Thursday, 9 December 2010

Proxies for Happiness

There’s been a lot of talk recently from the government about measuring happiness to use it as a metric of success. Now perhaps the ultimate aim of all governments ought to be to increase happiness, but given that it’s such a hard thing to measure objectively, most settle for some economic measure (GDP or GDP per capita) as a proxy.

This raises many questions about whether GDP is a good proxy for happiness (for one it ignores income disparity), and whether some alternative measure would be better suited, say by conducting some kind of happiness survey. Rather than answering this thorny question, I want to take a look at a somewhat simpler problem - measuring career satisfaction for new graduates.

Earlier this year whilst doing some research for a potential new startup, I spent some time looking at university careers services. These are the departments within universities that are responsible for helping students find jobs once they graduate. These departments all seem to be driven by one key statistic - the number of graduates in employment 6 months after graduation (of those looking for employment, so excluding those pursuing postgraduate study etc). This is often published in prospectuses and university websites as a means of attracting students, and presumably is also used internally to measure the success of the careers departments. The use of this statistic is also reinforced by the Higher Education Statistics Authority (HESA) which conducts an annual survey on the destination of graduates 6 months after graduation.

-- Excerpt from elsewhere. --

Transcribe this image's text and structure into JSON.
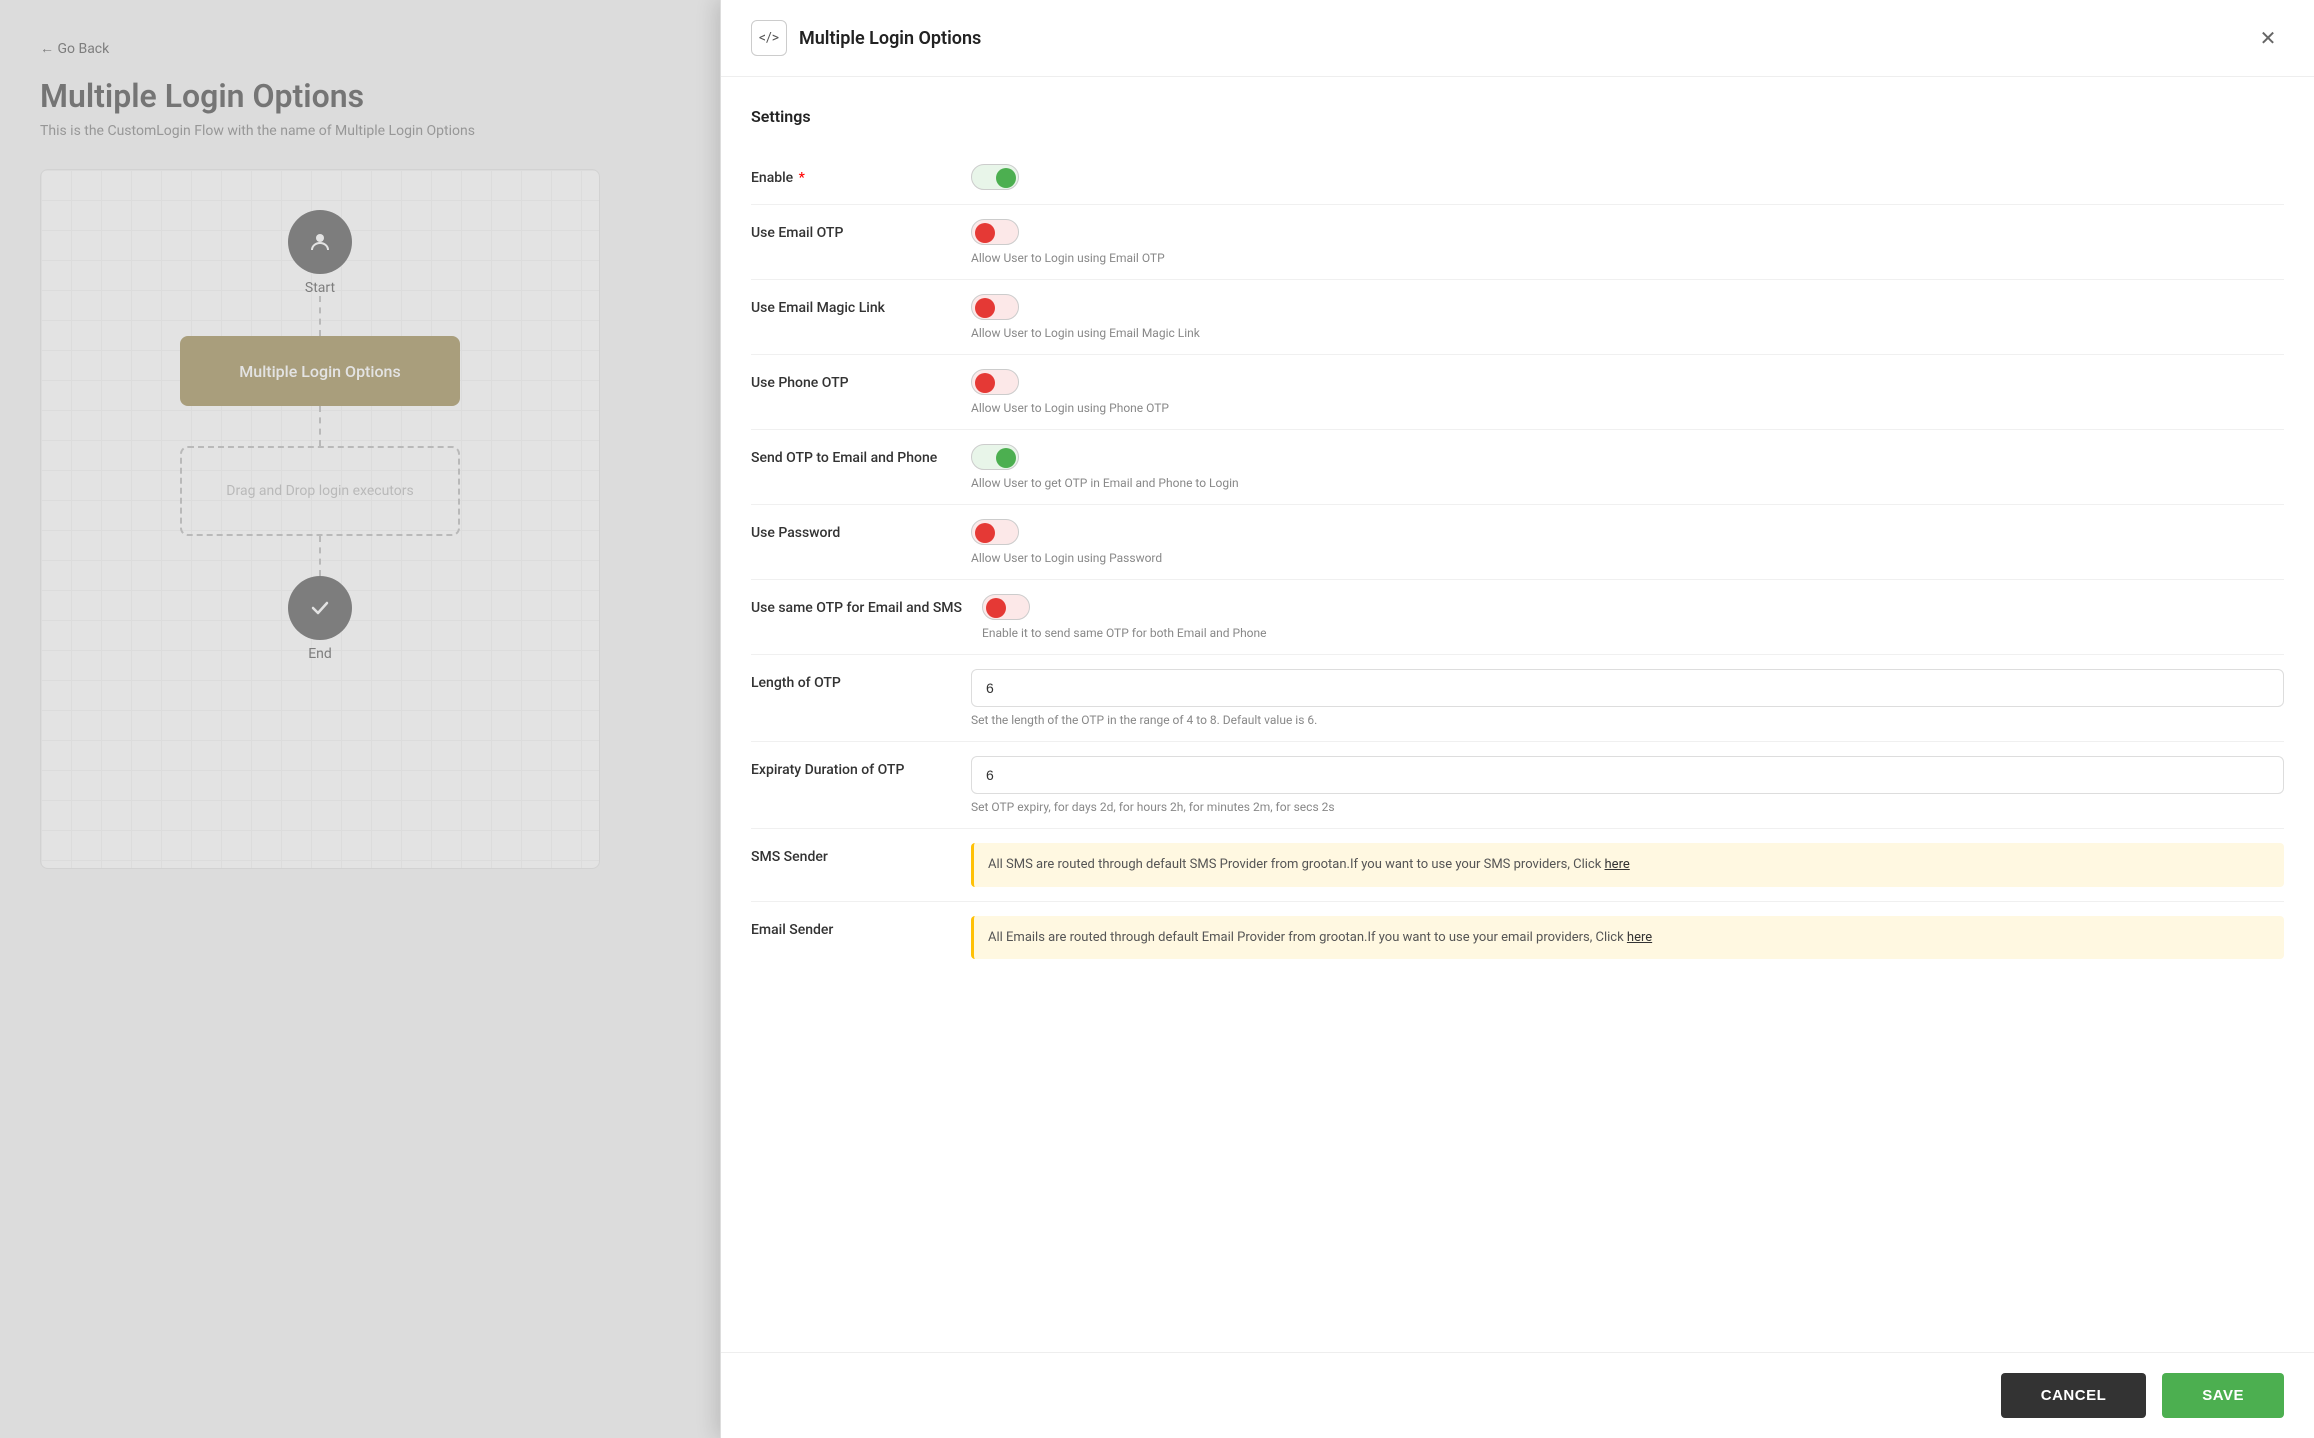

Now this certainly isn’t a bad statistic to measure, and combined with the salary distribution information most careers departments also publish, it should give any potential students a fair idea of what to expect from a given university. What these statistics completely fail to measure is whether these students have ended up in jobs they are happy with. You could argue that in the current economic climate, students might well be happy to have any job, but in the longer term its probably better for both employers and employees if they’re not tied together solely by economic necessity.

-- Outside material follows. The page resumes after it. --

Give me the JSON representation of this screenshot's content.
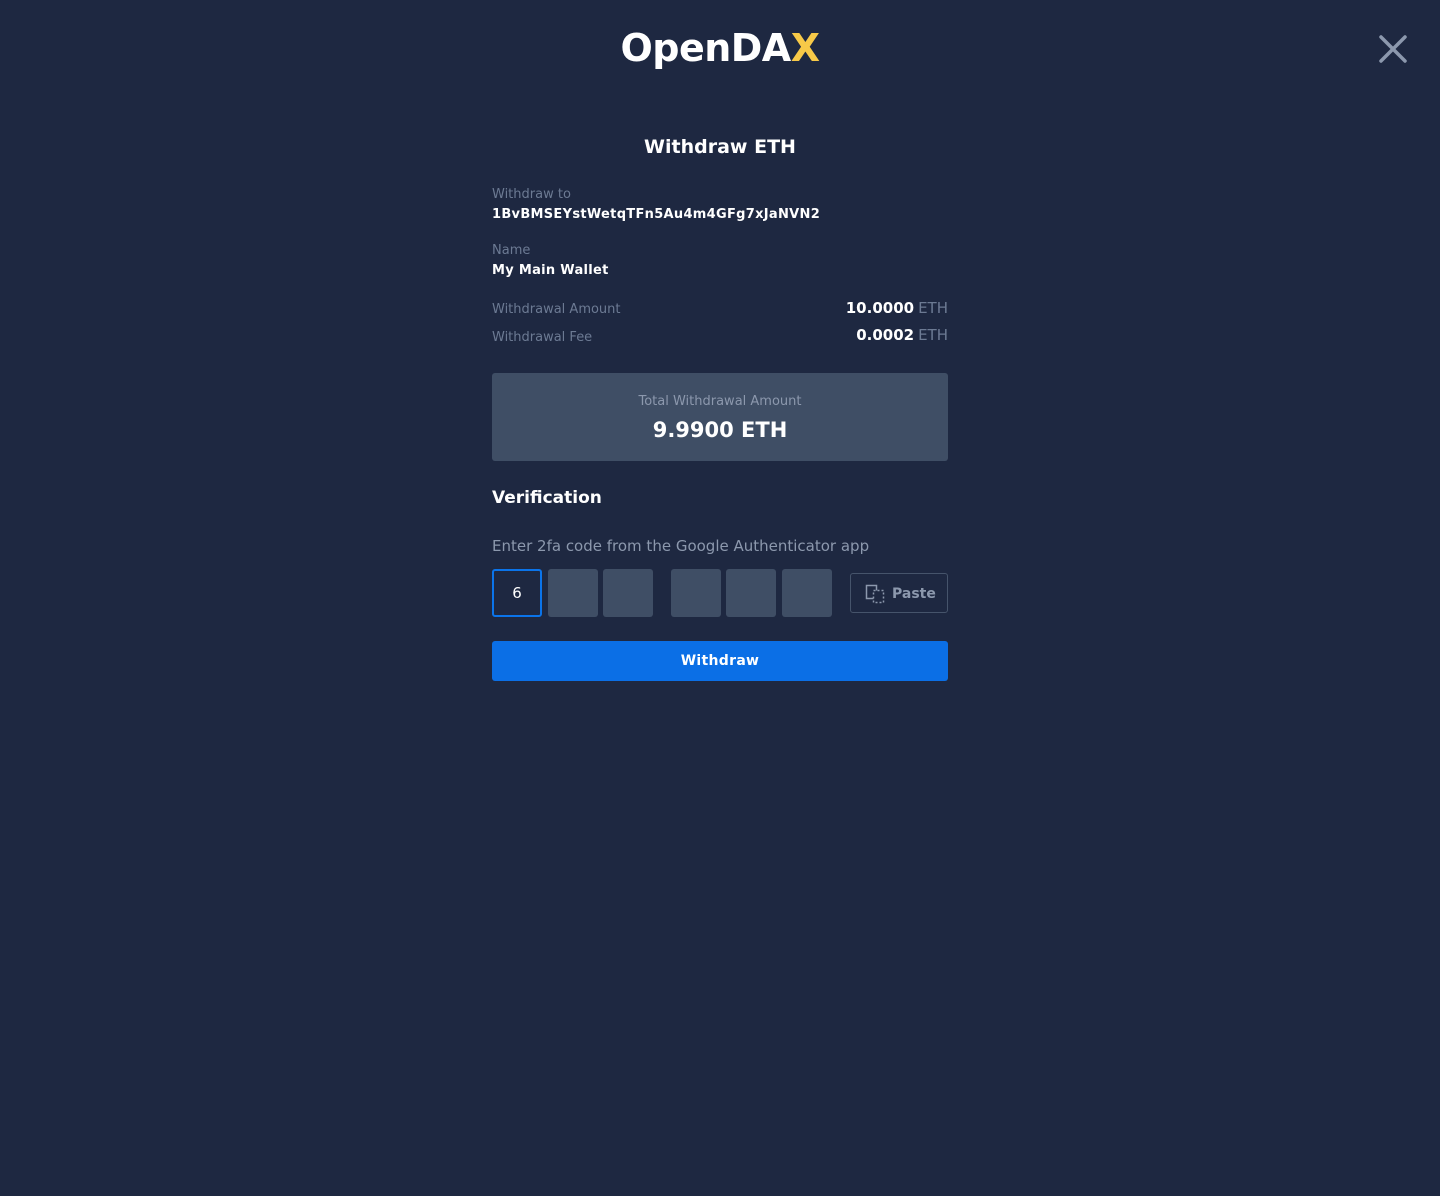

So this takes us right back to the problem of measuring happiness. Except that in the case of jobs there’s a very simple proxy for happiness. Namely, the length of time a person stays with their employer. Or to make it a bit easier to digest, the percentage of people that remain in their job 2 years after graduation (or whatever time interval you choose). There’s an assumption here that the majority of people who leave their jobs do so because they’re unhappy (for whatever reason), which seems reasonable. Maybe they’re unhappy with pay, progression, location, flexibility, hours etc - but clearly something makes them move on. It’s possible that they might not have left of their own volition, but again it seems reasonable to assume that redundant or fired employees aren’t filled with joy at their situation. The time interval needs to be reasonably short since we’re effectively also assuming that happiness when they leave is representative of the whole period of employment, which won’t be true for longer periods (e.g. somebody who leaves after 5 years may well have been very happy for 3 years).

There’s obviously a cost associated with universities tracking this kind of data as it would require them to contact all their alumni two years after graduation (though doing this online would reduce costs). However, given the increasing squeeze on funds at universities, might it not be prudent to stay in regular touch with alumni as possible future benefactors? Using a hapiness metric would incentivise career services to place students in jobs that they’re likely to be happy in, and it wouldn’t surprise me if they find happy alumni are more inclined to reach for their chequebooks when the alma mater comes a-calling.